Ramona, opera prima della spagnola Andrea Bagney, è in Concorso Progressive Cinema alla XVII Festa di Roma. Già passato da Karlovy Vary, scodella a Madrid un prologo à la Woody Allen: scorci urbanistici in bianco e nero, su pellicola 16mm, musiche di Čajkovskij, un’aspirante attrice trentenne, l’eponima Ramona, (Lourdes Hernandez, in patria cantautrice con lo pseudonimo Russian Red), il regista, Bruno (Bruno Lastra), che la scrittura e il di lei fidanzato Nico (Francesco Carril), chef.
Ramona replica monologhi di Diane Keaton in Io e Annie e di Julie Delpy in Prima dell’alba, la commedia romantica replica cliché di genere associandoli a garbate estroversioni, metariflessioni e sospensioni – e garbatissimi accanimenti tra i sessi, un filo crudeli, un tot misogini, con tutto che è una regista.

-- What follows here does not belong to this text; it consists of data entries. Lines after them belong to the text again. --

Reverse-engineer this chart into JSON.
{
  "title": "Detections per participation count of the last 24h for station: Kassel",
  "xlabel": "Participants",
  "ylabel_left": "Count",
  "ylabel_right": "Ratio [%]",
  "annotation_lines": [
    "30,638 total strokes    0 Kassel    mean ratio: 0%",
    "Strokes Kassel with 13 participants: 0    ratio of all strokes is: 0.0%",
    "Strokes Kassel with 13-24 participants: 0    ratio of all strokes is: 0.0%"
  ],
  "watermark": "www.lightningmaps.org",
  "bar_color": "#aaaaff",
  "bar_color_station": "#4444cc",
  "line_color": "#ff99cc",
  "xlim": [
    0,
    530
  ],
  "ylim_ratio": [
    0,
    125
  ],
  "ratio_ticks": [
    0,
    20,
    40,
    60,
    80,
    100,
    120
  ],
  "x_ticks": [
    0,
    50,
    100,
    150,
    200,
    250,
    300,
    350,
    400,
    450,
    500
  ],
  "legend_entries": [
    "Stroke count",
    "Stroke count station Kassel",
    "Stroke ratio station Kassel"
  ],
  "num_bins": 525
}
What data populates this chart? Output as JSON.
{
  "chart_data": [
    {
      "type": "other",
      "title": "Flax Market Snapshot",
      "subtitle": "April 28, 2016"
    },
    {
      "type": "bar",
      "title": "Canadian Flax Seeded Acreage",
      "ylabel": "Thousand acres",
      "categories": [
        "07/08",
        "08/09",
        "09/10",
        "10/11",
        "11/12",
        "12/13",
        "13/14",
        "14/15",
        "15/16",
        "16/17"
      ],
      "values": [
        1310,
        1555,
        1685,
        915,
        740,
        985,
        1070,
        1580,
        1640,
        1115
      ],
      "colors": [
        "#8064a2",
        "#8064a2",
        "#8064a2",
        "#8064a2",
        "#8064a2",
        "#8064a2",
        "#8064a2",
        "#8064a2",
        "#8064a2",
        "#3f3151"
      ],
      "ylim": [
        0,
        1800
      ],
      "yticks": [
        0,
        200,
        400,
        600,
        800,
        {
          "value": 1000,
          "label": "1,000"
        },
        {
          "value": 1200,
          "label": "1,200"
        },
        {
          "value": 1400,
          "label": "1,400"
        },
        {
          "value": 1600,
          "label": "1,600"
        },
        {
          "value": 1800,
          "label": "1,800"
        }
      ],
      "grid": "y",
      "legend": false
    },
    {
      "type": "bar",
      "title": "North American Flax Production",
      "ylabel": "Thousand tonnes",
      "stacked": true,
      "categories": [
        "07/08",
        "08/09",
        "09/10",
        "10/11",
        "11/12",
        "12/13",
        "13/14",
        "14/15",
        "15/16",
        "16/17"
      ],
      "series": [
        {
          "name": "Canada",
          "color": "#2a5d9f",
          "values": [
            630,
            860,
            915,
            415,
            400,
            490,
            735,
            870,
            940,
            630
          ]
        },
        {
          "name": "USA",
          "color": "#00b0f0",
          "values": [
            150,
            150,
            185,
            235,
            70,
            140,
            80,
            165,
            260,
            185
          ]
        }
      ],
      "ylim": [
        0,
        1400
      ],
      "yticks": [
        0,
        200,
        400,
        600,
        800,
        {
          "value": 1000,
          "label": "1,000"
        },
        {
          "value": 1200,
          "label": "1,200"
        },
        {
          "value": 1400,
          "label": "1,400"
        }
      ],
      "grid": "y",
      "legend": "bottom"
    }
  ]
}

Chiacchiere e cincischiamenti, nevrosi e indecisioni, il film parte bene al bar, ovvero un po’ stralunato e un tot paraculo, ma si spegne presto, imbarcando noia ed esibita futilità. Lastra e anche Carril non fanno male, la Hernandez in definitiva sì, le manca empatia, presa, financo fascino. Leggerina, insomma.
Sicché Ramona non decolla, perde il treno di esempi eccellenti solo labilmente echeggiati, da En la cama di Matías Bize a (500) giorni insieme di Marc Webb, e si risolve in un compitino diviso in capitoli e partecipato dall’ignavia. E un’accidia scambiata per romanticismo.